2023-05-24 - model history.png

At the moment models have complete history and ability to view versions. ProcessDB also stores the history for MOE equations and a few other things, but does not yet have the ability to view versions for those. The history feature is a work in progress.

The intent is that the user will never have to worry about losing data and can work uninhibited and without anxiety of losing valuable work. Even so, some diligence on the user's part will aid in the ability to _find_ meaningful versions in the history. The most important action a user can take is to save (commit to database) when they have something working. Every time the user saves, ProcessDB creates a version.

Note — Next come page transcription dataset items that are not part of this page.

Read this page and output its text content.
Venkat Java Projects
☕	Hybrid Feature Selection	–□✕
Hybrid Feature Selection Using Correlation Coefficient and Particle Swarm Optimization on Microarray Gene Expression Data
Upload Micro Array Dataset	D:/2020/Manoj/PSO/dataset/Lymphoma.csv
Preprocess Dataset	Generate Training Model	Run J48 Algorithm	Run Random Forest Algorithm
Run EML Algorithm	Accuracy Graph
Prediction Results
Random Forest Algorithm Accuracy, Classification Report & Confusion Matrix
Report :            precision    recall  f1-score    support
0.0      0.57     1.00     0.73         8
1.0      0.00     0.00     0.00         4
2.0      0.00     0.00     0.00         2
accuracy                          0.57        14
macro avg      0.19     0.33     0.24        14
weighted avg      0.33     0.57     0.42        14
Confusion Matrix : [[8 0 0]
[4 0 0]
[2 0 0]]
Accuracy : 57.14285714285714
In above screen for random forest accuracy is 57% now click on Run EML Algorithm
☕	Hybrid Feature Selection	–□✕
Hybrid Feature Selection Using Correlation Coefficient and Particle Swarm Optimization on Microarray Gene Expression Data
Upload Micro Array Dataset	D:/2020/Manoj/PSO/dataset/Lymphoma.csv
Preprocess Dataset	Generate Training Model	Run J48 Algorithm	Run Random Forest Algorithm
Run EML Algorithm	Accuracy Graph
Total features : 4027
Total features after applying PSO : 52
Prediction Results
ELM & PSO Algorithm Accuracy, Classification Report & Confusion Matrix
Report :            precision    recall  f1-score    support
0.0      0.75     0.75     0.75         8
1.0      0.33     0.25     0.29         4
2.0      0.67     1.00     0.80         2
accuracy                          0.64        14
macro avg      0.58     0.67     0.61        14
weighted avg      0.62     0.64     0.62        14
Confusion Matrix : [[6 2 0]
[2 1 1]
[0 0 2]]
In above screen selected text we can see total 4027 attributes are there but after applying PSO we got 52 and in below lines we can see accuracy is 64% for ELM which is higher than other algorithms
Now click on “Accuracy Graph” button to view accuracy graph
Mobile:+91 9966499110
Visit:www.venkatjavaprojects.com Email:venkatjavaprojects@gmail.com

In the future, ProcessDB will have the ability to tag or name versions with a user provided label/string. Tagging will also be a useful action a user may take to ensure the ability to easily recall a version with meaningful work. Some example tags that may be useful could be "as presented to my colleague John Doe on Sept 30th, 2022", "as presented to funder Jane Doe on March 5th, 2021", "as published in Cell on June 20th, 2020", "successfully simulated and fit data for experiment MPF in Cytoplasm checkpoint E3521 dataset 3", etc..

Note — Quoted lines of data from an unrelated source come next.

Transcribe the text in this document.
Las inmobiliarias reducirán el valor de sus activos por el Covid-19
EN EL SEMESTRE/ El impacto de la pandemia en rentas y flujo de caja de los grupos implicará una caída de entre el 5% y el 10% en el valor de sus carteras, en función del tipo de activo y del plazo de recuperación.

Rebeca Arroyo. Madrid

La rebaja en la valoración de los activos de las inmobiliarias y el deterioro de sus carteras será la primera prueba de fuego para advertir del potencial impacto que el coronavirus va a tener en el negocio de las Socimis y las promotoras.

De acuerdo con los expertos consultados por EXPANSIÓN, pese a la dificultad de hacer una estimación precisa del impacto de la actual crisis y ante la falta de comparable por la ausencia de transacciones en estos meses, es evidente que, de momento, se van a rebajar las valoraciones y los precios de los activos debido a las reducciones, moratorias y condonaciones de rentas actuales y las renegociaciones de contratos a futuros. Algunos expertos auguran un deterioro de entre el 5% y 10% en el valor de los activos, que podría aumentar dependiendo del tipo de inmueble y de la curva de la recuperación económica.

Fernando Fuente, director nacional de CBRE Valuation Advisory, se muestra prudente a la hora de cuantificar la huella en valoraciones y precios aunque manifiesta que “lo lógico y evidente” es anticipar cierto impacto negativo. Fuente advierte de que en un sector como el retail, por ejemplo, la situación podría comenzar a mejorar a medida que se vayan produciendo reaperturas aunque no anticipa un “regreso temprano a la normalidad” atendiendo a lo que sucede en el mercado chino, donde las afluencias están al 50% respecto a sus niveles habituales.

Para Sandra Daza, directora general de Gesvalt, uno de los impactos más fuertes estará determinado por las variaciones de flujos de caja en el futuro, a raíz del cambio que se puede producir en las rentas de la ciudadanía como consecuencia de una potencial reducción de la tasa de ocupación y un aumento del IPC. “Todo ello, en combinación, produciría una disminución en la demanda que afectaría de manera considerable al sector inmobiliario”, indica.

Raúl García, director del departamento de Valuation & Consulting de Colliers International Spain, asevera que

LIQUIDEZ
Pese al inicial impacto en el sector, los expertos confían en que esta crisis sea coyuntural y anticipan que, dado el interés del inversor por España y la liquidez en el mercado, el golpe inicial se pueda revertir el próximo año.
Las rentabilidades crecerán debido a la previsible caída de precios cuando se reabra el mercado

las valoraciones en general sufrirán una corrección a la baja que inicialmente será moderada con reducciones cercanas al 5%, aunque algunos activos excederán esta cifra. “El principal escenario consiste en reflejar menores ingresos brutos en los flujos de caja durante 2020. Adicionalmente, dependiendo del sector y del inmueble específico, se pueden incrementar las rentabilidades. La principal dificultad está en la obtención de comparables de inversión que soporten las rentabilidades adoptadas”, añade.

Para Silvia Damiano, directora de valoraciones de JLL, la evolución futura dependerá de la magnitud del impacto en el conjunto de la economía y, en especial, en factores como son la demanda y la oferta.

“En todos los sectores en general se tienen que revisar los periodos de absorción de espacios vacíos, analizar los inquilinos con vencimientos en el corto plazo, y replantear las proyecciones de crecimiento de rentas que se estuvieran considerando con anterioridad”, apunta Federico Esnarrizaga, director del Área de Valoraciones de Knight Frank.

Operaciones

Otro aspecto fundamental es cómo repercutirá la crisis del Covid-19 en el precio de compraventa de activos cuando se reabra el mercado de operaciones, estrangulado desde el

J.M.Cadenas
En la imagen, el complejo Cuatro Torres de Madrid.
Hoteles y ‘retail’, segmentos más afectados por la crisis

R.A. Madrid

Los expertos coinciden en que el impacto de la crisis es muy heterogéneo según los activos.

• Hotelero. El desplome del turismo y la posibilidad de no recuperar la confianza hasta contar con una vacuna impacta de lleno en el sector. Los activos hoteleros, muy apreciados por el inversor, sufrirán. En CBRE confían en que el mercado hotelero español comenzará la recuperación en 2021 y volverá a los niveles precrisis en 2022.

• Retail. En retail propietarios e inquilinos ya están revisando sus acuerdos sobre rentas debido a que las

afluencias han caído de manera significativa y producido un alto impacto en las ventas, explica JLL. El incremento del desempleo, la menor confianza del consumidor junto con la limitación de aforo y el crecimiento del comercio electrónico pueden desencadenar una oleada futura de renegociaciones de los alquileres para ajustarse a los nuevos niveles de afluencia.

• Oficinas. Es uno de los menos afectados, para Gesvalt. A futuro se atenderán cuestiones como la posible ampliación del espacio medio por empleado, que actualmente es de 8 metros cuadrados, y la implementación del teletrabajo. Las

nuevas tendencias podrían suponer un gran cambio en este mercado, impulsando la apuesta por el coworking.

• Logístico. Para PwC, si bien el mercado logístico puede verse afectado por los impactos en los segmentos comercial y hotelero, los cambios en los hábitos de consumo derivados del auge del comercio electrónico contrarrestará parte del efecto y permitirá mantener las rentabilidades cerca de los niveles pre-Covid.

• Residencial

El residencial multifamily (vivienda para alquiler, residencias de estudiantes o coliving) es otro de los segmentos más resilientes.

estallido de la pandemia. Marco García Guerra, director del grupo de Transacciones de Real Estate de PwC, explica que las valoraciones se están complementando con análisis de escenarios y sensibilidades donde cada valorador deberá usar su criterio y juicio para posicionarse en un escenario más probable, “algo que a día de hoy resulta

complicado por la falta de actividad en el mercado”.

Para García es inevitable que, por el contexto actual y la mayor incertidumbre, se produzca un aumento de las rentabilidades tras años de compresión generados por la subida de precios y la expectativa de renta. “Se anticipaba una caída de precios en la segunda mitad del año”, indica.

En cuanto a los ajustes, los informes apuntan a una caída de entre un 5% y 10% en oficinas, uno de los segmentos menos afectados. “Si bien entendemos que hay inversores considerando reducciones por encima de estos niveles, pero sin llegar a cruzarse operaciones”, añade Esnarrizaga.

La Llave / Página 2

It's also reasonable to duplicate a model if you wish to have easier access to the particular version that was a meaningful milestone. ProcessDB will eventually track the relationship between duplicated models so that you'll be able to see and retrieve the history across duplication. Duplicating with new process ids will prevent changes to the duplicate from modifying the duplicated model.

Another feature planned for ProcessDB is the ability to make an older version the current version. In some cases a milestone is reached and things work well, work continues on the model and things degrade, the user then wishes to revert to the previous milestone version and continue working from there. This is not currently possible in ProcessDB, but it is planned for a future release.